Nancy Clanton and Naomi Miller will present a workshop entitled, “Sustainability vs. Lighting Quality — Does it have to be a Trade-off?” on Tuesday at 9 am. When it comes to energy efficiency and SSL, most designer professionals will favor light quality over energy efficiency, with due reason. It will be interesting to hear these speakers’ perspectives on this contentious issue.

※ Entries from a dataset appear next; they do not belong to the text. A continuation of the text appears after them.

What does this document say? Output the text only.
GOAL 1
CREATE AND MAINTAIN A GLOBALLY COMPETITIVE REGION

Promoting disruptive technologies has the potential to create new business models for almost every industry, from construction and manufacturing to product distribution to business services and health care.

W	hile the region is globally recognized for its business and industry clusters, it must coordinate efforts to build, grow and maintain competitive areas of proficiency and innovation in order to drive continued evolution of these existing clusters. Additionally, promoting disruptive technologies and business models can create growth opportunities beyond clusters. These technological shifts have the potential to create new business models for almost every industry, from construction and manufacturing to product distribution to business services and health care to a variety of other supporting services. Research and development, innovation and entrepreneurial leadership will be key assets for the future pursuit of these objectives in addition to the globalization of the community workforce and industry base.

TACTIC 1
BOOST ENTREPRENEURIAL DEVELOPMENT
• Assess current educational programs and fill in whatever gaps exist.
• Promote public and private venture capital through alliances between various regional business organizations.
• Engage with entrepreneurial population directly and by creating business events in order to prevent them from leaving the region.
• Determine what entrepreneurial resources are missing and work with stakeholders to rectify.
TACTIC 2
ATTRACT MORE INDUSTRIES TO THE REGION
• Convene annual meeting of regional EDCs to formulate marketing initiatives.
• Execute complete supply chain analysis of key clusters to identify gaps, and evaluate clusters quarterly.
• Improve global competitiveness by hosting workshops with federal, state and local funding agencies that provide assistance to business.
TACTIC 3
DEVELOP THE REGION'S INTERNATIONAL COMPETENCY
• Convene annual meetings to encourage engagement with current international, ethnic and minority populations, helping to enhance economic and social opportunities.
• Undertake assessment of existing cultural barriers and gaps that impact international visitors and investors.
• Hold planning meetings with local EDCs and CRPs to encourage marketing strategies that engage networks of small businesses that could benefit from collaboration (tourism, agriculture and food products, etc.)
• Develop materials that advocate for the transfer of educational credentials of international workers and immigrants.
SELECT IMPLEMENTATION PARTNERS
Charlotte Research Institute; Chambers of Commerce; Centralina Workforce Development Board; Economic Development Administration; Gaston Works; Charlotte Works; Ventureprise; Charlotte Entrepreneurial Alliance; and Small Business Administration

On Wednesday, the US Department of Energy will formally announce 20 million reasons why we will see the acceleration of solid-state lighting development at a 1 pm press conference.

Also on Wednesday, at 2 pm, John Curran will lead a seminar entitled, “100,000 Hours of Life & Other LED Fairy Tales,” in the ongoing saga to present the myths and truths of SSL. Elly McCloud, LightFair executive director, commented that this seminar has been the highest subscribed of the conference and will be a sell-out. Hopefully, everyone will lunch on this topic and take a bite of Curran’s reality sandwich.

Clinton Climate Initiative visit

A delegation from the Clinton Foundation’s Clinton Climate Initiative led by Lighting Domain director Michael Cavallo will be touring LightFair in their ongoing assessment of SSL technology and products for their outdoor public space and commercial building aggregation initiatives that are intended to alleviate the barrier of first costs.